They decided to set a trap for the alien.
“Rae wanted to get to the artifact, but was playing it cool. She asked me about getting around the security protocols so she could actually be in the same room with it; touch it.” Russell was doodling while he talked, drawing precise geometrical figures. He and Jack and Jan were outside Jack’s suite at Aggie Grey’s, talking quietly on the balcony. Jack had belatedly realized the spooks could have had his room bugged. It was less likely with the wrought-iron patio furniture, exposed to the elements.
“You told her you could arrange it?” Jan said.
“Put her off. I said security’d probably be relaxed soon, if the artifact stayed calm.”
“Leading her on,” Jack said.
“Maybe so. But I had no reason to think it was anything other than normal curiosity. Who wouldn’t want to go take a look at the thing?”
“Especially someone who’d come all this way to take a low- paying job, out of curiosity about it,” Jan said. “We tested her enthusiasm, remember, by having her pay her own way out for the interview.”
“Which we can do again, for the trap,” Jack said. “But maybe we should be more subtle.”
Russell nodded. “Whatever Rae is, she knows human nature well. She’s either going to be very careful or direct. She might just phone us and set up a meeting, one where she can control the conditions.”
“I wonder how old she is,” Jack said.
“Thirty-some.”
“Try thirty thousand. She can’t be killed—at least not by a point-blank shotgun blast, or by drowning—and she can masquerade as another person down to the fingerprints and retinas. Who was she before Rae Archer? Before that? She might go all the way back through human history and prehistory.
“She might have come to this planet even before humans evolved. Wandering around as a saber-toothed tiger. As a dinosaur before that.”
“No,” Jan said, “I don’t think she’s an alien at all. Just a different kind of human. They probably evolved alongside us and learned to keep their nature secret—or somewhat secret. There are legends about shape-changers and immortals.”
Jack rubbed his beard. “If so, there can’t be many of them. They’d just take over.”
“Maybe they have,” Russ said. “We ought to check every world leader for DNA.” He and Jan laughed nervously.
“The CIA is probably having this same conversation,” Jack said.
In fact, by the time Jack said this, every employee of the CIA had donated a few cheek cells to the agency, as had employees of NSA and Homeland Security. A “suggestion” had come down from the White House that all of the country’s leaders be tested.
Laboratories that did DNA testing were initially overwhelmed, but then their usual work was not just testing for the presence of DNA, but rather analyzing a sample to link it to a particular microorganism or person. This called for time-consuming processes like electrophoresis or mass spectrometry. But of course in those cases they already knew that a sample contained DNA; the question was pinning down its origin.

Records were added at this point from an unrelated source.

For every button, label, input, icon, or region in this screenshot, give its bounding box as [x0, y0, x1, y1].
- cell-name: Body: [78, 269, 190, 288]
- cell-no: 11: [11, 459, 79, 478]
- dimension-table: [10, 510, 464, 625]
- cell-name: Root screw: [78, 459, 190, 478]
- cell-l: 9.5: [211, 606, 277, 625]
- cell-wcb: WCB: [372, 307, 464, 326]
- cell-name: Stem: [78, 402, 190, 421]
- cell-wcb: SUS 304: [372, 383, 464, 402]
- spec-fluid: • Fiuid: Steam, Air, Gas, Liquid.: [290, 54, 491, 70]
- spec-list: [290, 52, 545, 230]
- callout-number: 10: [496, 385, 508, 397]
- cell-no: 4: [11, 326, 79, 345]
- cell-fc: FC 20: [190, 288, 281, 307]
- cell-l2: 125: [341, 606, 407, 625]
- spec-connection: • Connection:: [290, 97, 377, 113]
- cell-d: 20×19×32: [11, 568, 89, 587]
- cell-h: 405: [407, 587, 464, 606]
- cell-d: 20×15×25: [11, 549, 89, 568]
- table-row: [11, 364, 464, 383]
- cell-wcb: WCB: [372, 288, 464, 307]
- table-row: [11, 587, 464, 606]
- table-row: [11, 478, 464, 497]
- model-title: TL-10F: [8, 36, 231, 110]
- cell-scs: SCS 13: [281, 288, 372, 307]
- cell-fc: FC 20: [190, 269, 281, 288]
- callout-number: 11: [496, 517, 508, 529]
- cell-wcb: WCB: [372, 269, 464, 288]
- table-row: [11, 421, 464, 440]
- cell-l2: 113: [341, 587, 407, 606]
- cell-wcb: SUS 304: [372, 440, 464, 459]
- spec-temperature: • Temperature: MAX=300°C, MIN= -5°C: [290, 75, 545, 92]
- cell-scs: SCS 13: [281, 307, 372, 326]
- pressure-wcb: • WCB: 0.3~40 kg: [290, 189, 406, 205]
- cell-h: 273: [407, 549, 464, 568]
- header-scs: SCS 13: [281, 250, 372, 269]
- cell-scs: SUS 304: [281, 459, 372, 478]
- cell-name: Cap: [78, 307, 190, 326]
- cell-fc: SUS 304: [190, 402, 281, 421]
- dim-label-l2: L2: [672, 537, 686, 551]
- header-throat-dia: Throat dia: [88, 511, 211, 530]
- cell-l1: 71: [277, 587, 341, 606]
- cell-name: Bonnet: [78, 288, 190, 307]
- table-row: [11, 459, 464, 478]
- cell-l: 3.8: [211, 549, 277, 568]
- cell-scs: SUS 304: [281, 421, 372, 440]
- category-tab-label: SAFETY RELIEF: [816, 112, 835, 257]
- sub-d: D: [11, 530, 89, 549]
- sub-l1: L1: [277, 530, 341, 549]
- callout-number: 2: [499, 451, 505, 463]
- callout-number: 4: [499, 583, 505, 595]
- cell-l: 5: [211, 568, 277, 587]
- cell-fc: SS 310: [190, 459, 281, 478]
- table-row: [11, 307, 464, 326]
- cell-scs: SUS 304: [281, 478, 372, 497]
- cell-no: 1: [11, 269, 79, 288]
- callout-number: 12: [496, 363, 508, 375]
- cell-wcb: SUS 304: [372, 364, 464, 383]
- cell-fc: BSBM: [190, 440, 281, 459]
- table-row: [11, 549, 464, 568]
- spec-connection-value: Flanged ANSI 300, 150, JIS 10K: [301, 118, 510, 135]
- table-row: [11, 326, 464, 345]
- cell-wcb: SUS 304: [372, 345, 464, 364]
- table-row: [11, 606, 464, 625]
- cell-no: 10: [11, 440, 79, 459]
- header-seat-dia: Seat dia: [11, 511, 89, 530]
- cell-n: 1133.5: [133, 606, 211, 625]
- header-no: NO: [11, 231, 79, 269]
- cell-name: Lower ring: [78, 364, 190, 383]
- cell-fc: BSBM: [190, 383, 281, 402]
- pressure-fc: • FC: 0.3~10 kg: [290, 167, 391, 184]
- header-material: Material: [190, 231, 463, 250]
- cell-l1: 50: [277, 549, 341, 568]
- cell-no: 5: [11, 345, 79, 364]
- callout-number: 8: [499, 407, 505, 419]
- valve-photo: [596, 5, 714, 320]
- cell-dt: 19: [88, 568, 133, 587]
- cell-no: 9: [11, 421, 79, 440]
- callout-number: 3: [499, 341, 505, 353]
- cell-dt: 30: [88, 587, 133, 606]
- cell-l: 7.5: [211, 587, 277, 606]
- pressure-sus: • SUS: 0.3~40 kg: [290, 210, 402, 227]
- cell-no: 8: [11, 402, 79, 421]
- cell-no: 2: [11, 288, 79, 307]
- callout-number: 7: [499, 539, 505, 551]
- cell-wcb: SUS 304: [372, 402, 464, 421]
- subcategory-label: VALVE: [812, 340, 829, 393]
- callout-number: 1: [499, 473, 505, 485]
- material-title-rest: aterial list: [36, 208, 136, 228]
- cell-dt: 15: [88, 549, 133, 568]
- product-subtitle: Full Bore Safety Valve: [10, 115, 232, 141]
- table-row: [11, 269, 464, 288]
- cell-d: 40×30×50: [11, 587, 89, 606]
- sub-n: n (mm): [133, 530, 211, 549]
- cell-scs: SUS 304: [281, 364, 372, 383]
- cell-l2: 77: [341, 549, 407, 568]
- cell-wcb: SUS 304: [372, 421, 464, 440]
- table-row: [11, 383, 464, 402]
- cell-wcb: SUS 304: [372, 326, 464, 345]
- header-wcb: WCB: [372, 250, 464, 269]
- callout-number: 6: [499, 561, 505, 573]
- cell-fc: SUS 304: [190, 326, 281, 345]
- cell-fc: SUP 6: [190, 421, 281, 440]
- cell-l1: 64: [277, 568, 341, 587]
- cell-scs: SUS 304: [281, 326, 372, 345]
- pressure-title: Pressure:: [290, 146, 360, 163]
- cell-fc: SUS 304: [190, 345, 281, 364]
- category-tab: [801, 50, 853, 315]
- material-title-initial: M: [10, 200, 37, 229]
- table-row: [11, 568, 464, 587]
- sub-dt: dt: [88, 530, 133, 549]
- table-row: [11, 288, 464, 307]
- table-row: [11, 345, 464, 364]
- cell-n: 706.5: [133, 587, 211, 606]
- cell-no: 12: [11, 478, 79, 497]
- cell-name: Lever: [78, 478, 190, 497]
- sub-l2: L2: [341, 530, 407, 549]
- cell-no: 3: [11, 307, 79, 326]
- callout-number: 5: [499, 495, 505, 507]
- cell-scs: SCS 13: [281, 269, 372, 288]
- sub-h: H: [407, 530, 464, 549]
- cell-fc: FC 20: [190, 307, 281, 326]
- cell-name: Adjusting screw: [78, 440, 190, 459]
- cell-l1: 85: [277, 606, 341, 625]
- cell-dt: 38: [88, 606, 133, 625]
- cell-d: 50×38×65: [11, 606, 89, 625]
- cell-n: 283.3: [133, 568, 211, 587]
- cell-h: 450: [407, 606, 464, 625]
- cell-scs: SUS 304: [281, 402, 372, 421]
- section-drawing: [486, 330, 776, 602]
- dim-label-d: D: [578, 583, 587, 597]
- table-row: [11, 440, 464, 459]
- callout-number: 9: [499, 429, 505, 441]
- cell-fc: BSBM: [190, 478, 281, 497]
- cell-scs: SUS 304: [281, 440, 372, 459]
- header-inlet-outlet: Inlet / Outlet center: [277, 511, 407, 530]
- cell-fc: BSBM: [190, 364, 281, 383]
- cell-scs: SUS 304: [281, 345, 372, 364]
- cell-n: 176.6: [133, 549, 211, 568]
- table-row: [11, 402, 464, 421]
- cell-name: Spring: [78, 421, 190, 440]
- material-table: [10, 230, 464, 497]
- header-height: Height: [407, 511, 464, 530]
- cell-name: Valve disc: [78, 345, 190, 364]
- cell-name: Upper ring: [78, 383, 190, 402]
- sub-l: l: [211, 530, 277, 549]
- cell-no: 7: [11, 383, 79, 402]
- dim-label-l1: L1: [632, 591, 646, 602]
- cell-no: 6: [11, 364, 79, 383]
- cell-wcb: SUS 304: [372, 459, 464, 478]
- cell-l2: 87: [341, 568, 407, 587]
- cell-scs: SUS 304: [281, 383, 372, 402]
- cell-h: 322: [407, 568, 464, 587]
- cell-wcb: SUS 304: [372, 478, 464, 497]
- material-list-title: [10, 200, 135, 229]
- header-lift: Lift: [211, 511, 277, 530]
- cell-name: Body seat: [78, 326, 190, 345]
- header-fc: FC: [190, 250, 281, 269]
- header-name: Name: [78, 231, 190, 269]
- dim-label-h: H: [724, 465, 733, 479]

It turned out that a DNA/no DNA test was a lot simpler. You took the buccal swab and swirled it around in a test tube containing a solution that turns acid in the presence of even a microgram of DNA, then added a drop of phenol red. If it turned yellow, voila, the scraping was from a human cheek, or at least it came from something that had DNA of some description. It couldn’t discriminate between onion DNA and human, but in this case it didn’t matter. Samples of the “flesh” and “blood” in the arm that resided in a freezer in the Apia police station had been sent all over the world for analysis. The samples had the right proportions of carbon, hydrogen, oxygen, phosphorus, sulfur, and nitrogen to have come from the amino acids that make up human (or animal) protein, but their chemistry was not human. It was not even organic chemistry.
The thing it came from had not been alive, in the sense that a human is alive.
The tests proved that every member of the American intelligence community was human, at least in a nominal sense, and so were all prominent politicians, including the president, which surprised a few people.